The second most imbalanced team in club history (by one point) made the postseason in 2017. In fact, three of the five most imbalanced teams in club history (’09, ’17, ’18) resulted in October baseball.

Also, three of the five most imbalanced seasons ever still ended in the postseason. And all five postseason years make the Top 10 most imbalanced campaigns.

This is a good time to reintroduce the Coors Field bias going on here and admit that some of these teams were probably a bit more well balanced than these stats make them appear.

However, that also needs to be kept in mind every single time someone uses these exact same stats to tell you how bad the Rockies offense is or ignores them altogether when discussing Rockies pitching.

So let’s not get too over encumbered by whether or not these data points are telling us the true talent level of the players and look at them more as production quotients that need to be either avoided or achieved.

The lesson to learn here is not that Colorado needs to build a purposefully imbalanced baseball team, but rather that if we are going to use these numbers as a roadmap, we need to let them take us where they actually lead.

Based on precedent, if they want to play in the postseason, the Rockies pitching can drop no lower than a 108. Sorry league average pitching teams, that’s not good enough out here.

And the offense can drop no lower than 90.

Obviously, you want to do better than that but these are the baselines that must be met. This is how you build a foundation.

Colorado Rockies Postseason Years:

Rockies postseason chart

As you can see from the “Team Diff+” column, each of the years Colorado has made the postseason, their pitching has been significantly better than their hitting.

According to these statistics, if the Colorado Rockies boast four above-average relievers and four above-average starters, they will make the postseason. Conversely, if they don’t meet those thresholds, the don’t make the postseason.
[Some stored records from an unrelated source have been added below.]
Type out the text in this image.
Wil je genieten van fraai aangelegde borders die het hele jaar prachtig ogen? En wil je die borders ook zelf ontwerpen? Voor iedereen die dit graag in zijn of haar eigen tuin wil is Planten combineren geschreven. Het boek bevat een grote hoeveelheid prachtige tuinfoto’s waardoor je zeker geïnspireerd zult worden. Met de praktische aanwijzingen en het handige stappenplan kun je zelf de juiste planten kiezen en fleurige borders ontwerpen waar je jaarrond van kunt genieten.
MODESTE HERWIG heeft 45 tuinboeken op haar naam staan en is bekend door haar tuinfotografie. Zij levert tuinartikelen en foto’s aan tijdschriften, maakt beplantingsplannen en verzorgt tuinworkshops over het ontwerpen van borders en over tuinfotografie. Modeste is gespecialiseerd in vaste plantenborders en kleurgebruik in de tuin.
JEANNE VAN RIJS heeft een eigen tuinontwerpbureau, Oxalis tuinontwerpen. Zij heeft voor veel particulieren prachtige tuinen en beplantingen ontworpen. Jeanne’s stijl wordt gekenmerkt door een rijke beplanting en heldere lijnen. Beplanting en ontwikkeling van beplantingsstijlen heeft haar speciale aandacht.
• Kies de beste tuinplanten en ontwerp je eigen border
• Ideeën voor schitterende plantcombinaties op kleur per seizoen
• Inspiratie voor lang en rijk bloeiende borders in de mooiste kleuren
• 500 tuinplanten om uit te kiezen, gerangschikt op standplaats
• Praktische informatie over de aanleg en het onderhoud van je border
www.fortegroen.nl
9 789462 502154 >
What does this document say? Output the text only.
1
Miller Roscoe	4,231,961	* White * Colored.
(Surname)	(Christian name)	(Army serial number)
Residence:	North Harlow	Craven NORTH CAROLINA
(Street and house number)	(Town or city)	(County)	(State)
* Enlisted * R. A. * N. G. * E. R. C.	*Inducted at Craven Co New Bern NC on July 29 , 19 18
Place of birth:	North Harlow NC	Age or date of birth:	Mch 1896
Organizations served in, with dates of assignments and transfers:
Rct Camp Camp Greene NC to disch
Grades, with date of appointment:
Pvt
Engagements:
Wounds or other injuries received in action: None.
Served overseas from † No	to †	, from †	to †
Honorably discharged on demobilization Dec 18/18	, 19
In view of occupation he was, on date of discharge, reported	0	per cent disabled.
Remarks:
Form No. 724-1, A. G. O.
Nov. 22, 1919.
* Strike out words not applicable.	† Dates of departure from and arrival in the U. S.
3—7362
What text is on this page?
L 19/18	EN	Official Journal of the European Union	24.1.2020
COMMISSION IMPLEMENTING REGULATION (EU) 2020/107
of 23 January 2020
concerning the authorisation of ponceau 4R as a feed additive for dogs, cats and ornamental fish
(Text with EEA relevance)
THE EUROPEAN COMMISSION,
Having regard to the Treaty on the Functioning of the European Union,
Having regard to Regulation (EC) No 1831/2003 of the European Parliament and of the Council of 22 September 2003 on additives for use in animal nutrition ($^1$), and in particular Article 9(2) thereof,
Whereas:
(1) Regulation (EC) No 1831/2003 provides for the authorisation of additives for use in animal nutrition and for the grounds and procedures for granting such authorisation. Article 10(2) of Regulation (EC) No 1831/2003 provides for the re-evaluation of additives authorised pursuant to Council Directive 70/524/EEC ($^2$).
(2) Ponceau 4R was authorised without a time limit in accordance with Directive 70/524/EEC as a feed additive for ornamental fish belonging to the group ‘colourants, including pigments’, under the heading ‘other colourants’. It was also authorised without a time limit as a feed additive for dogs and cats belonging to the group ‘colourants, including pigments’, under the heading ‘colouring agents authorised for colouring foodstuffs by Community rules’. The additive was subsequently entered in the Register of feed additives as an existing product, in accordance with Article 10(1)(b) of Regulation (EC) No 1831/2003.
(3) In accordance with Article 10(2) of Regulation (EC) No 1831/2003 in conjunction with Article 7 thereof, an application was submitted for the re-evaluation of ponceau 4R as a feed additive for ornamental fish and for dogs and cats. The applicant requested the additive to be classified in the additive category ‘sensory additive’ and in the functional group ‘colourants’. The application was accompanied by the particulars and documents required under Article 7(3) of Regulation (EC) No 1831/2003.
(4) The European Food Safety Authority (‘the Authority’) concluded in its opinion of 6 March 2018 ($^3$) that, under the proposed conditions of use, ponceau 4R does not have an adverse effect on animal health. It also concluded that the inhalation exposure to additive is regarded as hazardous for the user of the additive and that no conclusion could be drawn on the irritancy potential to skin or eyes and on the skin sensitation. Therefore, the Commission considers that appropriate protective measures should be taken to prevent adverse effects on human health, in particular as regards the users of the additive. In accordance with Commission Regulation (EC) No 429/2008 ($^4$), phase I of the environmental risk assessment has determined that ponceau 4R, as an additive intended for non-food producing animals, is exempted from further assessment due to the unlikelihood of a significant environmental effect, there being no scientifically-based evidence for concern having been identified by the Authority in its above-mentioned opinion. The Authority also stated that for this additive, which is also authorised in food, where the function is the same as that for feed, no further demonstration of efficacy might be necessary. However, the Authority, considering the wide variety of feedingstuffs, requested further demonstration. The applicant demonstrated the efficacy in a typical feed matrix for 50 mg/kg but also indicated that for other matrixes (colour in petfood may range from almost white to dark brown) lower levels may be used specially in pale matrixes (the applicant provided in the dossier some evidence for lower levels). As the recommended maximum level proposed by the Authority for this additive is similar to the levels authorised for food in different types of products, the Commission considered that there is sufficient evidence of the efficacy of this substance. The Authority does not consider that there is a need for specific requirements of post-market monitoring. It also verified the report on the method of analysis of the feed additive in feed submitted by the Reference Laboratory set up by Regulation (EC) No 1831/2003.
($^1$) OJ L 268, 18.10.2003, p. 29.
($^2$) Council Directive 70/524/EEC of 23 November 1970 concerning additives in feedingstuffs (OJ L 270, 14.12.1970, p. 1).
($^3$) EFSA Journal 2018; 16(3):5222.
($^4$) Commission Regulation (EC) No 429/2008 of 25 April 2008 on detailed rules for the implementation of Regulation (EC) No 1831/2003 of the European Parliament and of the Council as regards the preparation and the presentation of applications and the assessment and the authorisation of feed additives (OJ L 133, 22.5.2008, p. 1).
Three quality starters and three quality relievers, no matter how quality (see: Ubaldo Jimenez, 2010) won’t get it done.

There are no corresponding numbers for the offense. No great offense has carried them to more than 83 wins and only a handful of times (maybe just once in 2000) can you truly claim that a poor offense was the primary reason for failure.

There is no evidence of a Rockies team being successfully powered by their bats and there is overwhelming evidence that the best Rockies teams have been powered by their pitching.

So, it is natural to look at a current lineup that has a steep drop-off after Nolan Arenado (when healthy) Trevor Story and Charlie Blackmon and reach the conclusion that solving this issue needs to be a top priority.

The above data also shows that while they can get by with three great hitters, a fourth dramatically increases their odds of success. But it isn’t a necessity.

The overall history of the Rockies shows us that while the lineup can and has been an issue, it is one that they can overcome. Not having enough quality pitching, however, is something that they have literally never been able to overcome.

It’s tempting to want to out-mash your opponents when you call Coors Field home. Fans, media, and even GMs get more excited about big bats than solid middle-relievers.

But as counterintuitive as it may seem to just about everybody involved, the Colorado Rockies have to pitch well before it can matter at all how well they hit.